A New Jersey teenager has built his own personal submarine.
Justin Beckerman, a junior West Morris Mendham High School, loves the water and loves to build things. Now he is in the final phrase of building a one-person submarine that could dive to depths of 30 feet.
"I wanted to see what I could build and figure out how I could build it," Beckerman says.
He's spent six months building the submarine in his parents' basement. It cost an estimated $2,000.
The body of the sub is made from a giant drainage pipe. The motor is from a small fishing oat. The dome is made of sky lights.
Beckerman says he has pressure tested the craft on land but not in the water yet.
"There are a lot of safety features," Beckerman says. "There are pumps. There's also a breathing hose so that if it does flood, you could breathe for about 20 minutes or so off of a tank of air."
He says he father was a little skeptical about the plan at first but convinced him that he could get it done.

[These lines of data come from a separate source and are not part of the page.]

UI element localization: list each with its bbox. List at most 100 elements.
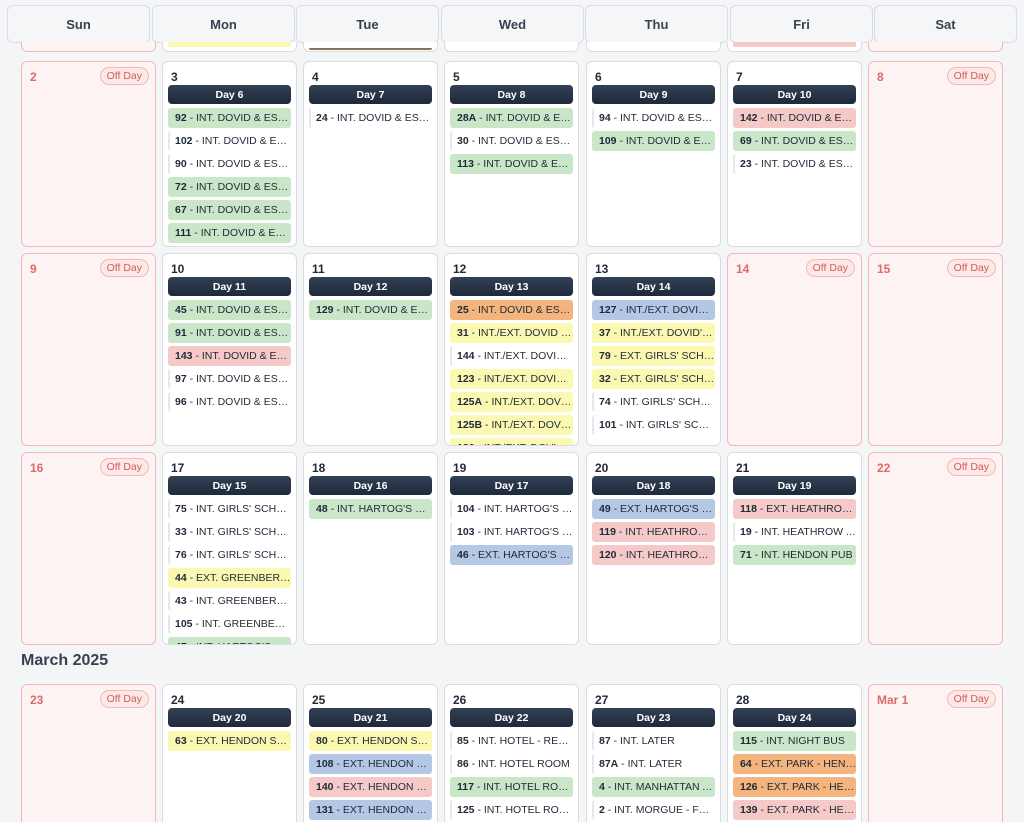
shoot-day-label[interactable]: Day 17 [450,476,573,495]
scene-item[interactable]: 31 - INT./EXT. DOVID & ESTI'S HOUSE [450,323,573,343]
scene-item[interactable]: 30 - INT. DOVID & ESTI'S KITCHEN [450,131,573,151]
shoot-day-label[interactable]: Day 12 [309,277,432,296]
shoot-day-label[interactable]: Day 15 [168,476,291,495]
shoot-day-label[interactable]: Day 9 [592,85,715,104]
shoot-day-label[interactable]: Day 19 [733,476,856,495]
off-day-cell[interactable]: 16 Off Day [21,452,156,645]
shoot-day-label[interactable]: Day 18 [592,476,715,495]
scene-item[interactable]: 87 - INT. LATER [592,731,715,751]
scene-item[interactable]: 75 - INT. GIRLS' SCHOOL [168,499,291,519]
off-day-cell[interactable]: 8 Off Day [868,61,1003,247]
scene-item[interactable]: 111 - INT. DOVID & ESTI'S KITCHEN [168,223,291,243]
scene-item[interactable]: 125B - INT./EXT. DOVID'S CAR [450,415,573,435]
scene-item[interactable]: 80 - EXT. HENDON STREET [309,731,432,751]
scene-item[interactable]: 119 - INT. HEATHROW AIRPORT [592,522,715,542]
scene-item[interactable]: 25 - INT. DOVID & ESTI'S KITCHEN [450,300,573,320]
scene-item[interactable]: 24 - INT. DOVID & ESTI'S KITCHEN [309,108,432,128]
scene-item[interactable]: 48 - INT. HARTOG'S HOUSE [309,499,432,519]
scene-item[interactable]: 118 - EXT. HEATHROW AIRPORT [733,499,856,519]
scene-item[interactable]: 92 - INT. DOVID & ESTI'S KITCHEN [168,108,291,128]
shoot-day-label[interactable]: Day 23 [592,708,715,727]
scene-item[interactable]: 79 - EXT. GIRLS' SCHOOL [592,346,715,366]
day-cell[interactable]: 27 Day 23 87 - INT. LATER 87A - INT. LATER 4… [586,684,721,822]
scene-item[interactable]: 143 - INT. DOVID & ESTI'S KITCHEN [168,346,291,366]
scene-item[interactable]: 126 - EXT. PARK - HENDON [733,777,856,797]
scene-item[interactable]: 127 - INT./EXT. DOVID'S CAR [592,300,715,320]
scene-item[interactable]: 97 - INT. DOVID & ESTI'S KITCHEN [168,369,291,389]
scene-item[interactable]: 113 - INT. DOVID & ESTI'S KITCHEN [450,154,573,174]
off-day-cell[interactable]: 22 Off Day [868,452,1003,645]
shoot-day-label[interactable]: Day 16 [309,476,432,495]
shoot-day-label[interactable]: Day 11 [168,277,291,296]
scene-item[interactable]: 71 - INT. HENDON PUB [733,545,856,565]
scene-item[interactable]: 2 - INT. MORGUE - FUNERAL HOME [592,800,715,820]
scene-item[interactable]: 103 - INT. HARTOG'S HOUSE [450,522,573,542]
off-day-cell[interactable]: 23 Off Day [21,684,156,822]
scene-item[interactable]: 125 - INT. HOTEL ROOM [450,800,573,820]
scene-item[interactable]: 123 - INT./EXT. DOVID'S CAR [450,369,573,389]
scene-item[interactable]: 63 - EXT. HENDON STREET [168,731,291,751]
off-day-cell[interactable]: 15 Off Day [868,253,1003,446]
shoot-day-label[interactable]: Day 8 [450,85,573,104]
scene-item[interactable]: 32 - EXT. GIRLS' SCHOOL [592,369,715,389]
scene-item[interactable]: 91 - INT. DOVID & ESTI'S KITCHEN [168,323,291,343]
scene-item[interactable]: 139 - EXT. PARK - HENDON [733,800,856,820]
off-day-cell[interactable]: 9 Off Day [21,253,156,446]
scene-item[interactable]: 131 - EXT. HENDON STREET [309,800,432,820]
scene-item[interactable]: 23 - INT. DOVID & ESTI'S KITCHEN [733,154,856,174]
scene-item[interactable]: 87A - INT. LATER [592,754,715,774]
shoot-day-label[interactable]: Day 13 [450,277,573,296]
scene-item[interactable]: 125A - INT./EXT. DOVID'S CAR [450,392,573,412]
off-day-cell[interactable]: 14 Off Day [727,253,862,446]
shoot-day-label[interactable]: Day 20 [168,708,291,727]
scene-item[interactable]: 46 - EXT. HARTOG'S HOUSE [450,545,573,565]
day-cell[interactable]: 28 Day 24 115 - INT. NIGHT BUS 64 - EXT. PA… [727,684,862,822]
shoot-day-label[interactable]: Day 7 [309,85,432,104]
scene-item[interactable]: 44 - EXT. GREENBERGS' HOUSE [168,568,291,588]
scene-item[interactable]: 144 - INT./EXT. DOVID & ESTI'S HOUSE [450,346,573,366]
scene-item[interactable]: 69 - INT. DOVID & ESTI'S KITCHEN [733,131,856,151]
scene-item[interactable]: 86 - INT. HOTEL ROOM [450,754,573,774]
scene-item[interactable]: 45 - INT. DOVID & ESTI'S KITCHEN [168,300,291,320]
scene-item[interactable]: 43 - INT. GREENBERGS' HOUSE [168,591,291,611]
scene-item[interactable]: 105 - INT. GREENBERGS' HOUSE [168,614,291,634]
scene-item[interactable]: 129 - INT. DOVID & ESTI'S KITCHEN [309,300,432,320]
scene-item[interactable]: 33 - INT. GIRLS' SCHOOL [168,522,291,542]
scene-item[interactable]: 47 - INT. HARTOG'S HOUSE [168,637,291,644]
scene-item[interactable]: 4 - INT. MANHATTAN APARTMENT [592,777,715,797]
scene-item[interactable]: 96 - INT. DOVID & ESTI'S KITCHEN [168,392,291,412]
scene-item[interactable]: 126 - INT./EXT. DOVID'S CAR [450,438,573,445]
shoot-day-label[interactable]: Day 6 [168,85,291,104]
scene-item[interactable]: 49 - EXT. HARTOG'S HOUSE [592,499,715,519]
scene-item[interactable]: 94 - INT. DOVID & ESTI'S KITCHEN [592,108,715,128]
shoot-day-label[interactable]: Day 14 [592,277,715,296]
scene-item[interactable]: 117 - INT. HOTEL ROOM [450,777,573,797]
off-day-cell[interactable]: 2 Off Day [21,61,156,247]
off-day-cell[interactable]: Mar 1 Off Day [868,684,1003,822]
scene-item[interactable]: 90 - INT. DOVID & ESTI'S KITCHEN [168,154,291,174]
shoot-day-label[interactable]: Day 22 [450,708,573,727]
scene-item[interactable]: 72 - INT. DOVID & ESTI'S KITCHEN [168,177,291,197]
shoot-day-label[interactable]: Day 21 [309,708,432,727]
scene-item[interactable]: 67 - INT. DOVID & ESTI'S KITCHEN [168,200,291,220]
scene-item[interactable]: 37 - INT./EXT. DOVID'S CAR [592,323,715,343]
scene-item[interactable]: 101 - INT. GIRLS' SCHOOL [592,415,715,435]
scene-item[interactable]: 102 - INT. DOVID & ESTI'S KITCHEN [168,131,291,151]
scene-item[interactable]: 108 - EXT. HENDON STREET [309,754,432,774]
scene-item[interactable]: 85 - INT. HOTEL - RECEPTION [450,731,573,751]
scene-item[interactable]: 19 - INT. HEATHROW AIRPORT [733,522,856,542]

He's named it the Nautilus, after the first nuclear submarine.
When asked why he built it, Beckerman said, "It's just going to be cool to be underwater."
This isn't the first experiment for the teen. He says that ever since he was little, he has been constructing machines and mechanisms.
As a young boy he would create things with balloons and string. Now he uses more complex materials to build things.
In the past he's even built a remote controlled broom and mop.
He's also used his talent to create award winning art sculptures out of fluorescent glass from computer screens.